Em 2018, nos Jogos de PyeongChang, Piper Gilles dançava sobre o gelo enquanto acompanhava a luta silenciosa de sua mãe, Bonnie, contra um câncer cerebral em estágio avançado. Meses depois, Bonnie faleceu.
Pouco antes de uma nova temporada, em 2022, o inesperado voltou. Piper recebeu o diagnóstico de câncer de ovário. O futuro parecia incerto. Ela chegou a cogitar parar.
Na Logoterapia, Viktor Frankl nos recorda: a pessoa humana é o ser que decide. Livre e responsável, conserva sempre a liberdade de se posicionar diante das circunstâncias.
Com os Jogos de Milano Cortina se aproximando, algo dentro dela falou mais alto: não a ausência da dor, mas a presença de sentido. Continuar foi sua resposta diante daquilo que a vida lhe impôs.
Após anos marcados por perdas, diagnósticos e recomeços, Piper, ao lado de seu parceiro Paul Poirier, conquistou a medalha de bronze olímpica. Mais do que um resultado, um símbolo da força de resistência que a pessoa humana possui.

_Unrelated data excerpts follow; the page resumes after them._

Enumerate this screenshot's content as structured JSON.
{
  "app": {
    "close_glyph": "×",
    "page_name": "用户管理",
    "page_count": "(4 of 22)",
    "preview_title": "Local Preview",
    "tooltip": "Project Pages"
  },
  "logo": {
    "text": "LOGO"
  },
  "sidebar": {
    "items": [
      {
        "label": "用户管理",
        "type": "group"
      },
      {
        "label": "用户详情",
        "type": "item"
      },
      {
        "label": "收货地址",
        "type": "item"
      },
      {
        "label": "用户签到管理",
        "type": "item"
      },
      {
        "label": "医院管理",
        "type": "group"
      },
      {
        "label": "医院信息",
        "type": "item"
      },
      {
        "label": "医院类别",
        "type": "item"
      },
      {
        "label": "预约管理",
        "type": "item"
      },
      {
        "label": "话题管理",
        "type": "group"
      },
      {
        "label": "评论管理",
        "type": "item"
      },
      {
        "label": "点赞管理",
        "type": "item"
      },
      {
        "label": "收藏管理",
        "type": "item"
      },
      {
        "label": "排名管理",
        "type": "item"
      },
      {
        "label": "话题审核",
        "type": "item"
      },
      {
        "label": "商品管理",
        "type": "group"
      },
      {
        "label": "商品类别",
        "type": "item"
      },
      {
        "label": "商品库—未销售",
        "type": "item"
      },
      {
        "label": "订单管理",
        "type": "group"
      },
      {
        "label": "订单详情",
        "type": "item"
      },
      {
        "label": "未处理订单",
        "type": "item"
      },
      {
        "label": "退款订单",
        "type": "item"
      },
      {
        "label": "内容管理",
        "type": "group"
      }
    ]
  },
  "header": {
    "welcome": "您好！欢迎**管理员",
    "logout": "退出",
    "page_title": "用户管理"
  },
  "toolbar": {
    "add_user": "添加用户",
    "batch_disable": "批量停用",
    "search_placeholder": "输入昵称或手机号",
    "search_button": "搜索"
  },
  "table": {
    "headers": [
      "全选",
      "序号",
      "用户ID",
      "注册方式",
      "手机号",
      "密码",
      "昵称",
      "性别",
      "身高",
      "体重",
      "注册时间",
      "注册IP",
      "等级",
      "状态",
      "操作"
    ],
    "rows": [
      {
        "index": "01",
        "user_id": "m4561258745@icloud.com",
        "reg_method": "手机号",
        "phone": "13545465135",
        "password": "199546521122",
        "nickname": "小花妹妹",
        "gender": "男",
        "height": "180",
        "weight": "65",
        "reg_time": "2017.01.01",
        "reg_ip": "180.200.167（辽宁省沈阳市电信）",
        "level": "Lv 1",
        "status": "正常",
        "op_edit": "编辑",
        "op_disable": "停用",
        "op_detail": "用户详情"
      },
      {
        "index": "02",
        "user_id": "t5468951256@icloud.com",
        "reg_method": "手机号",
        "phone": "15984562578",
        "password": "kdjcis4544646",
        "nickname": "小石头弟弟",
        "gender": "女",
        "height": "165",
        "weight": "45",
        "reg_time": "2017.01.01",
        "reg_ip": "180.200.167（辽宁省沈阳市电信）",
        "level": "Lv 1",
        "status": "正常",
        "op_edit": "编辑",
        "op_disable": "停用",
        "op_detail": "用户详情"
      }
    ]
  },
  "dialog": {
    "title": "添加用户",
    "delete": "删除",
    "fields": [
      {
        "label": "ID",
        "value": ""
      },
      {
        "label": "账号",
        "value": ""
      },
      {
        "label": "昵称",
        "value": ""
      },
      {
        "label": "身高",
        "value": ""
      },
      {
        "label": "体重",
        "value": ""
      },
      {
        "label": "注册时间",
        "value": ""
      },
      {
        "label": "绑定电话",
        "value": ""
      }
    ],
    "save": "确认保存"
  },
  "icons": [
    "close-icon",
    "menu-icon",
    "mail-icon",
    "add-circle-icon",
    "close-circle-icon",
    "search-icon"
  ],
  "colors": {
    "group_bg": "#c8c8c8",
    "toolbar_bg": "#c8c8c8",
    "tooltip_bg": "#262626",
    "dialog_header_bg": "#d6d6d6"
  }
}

Nem sempre podemos escolher o que acontece conosco. Mas sempre podemos escolher como responder e assumir o protagonismo de nossa vida.
Nossa atitude é capaz de transformar dor em vitória, limites em superação e adversidade em sentido.
Há vitórias que nascem silenciosamente no coração de quem decide continuar.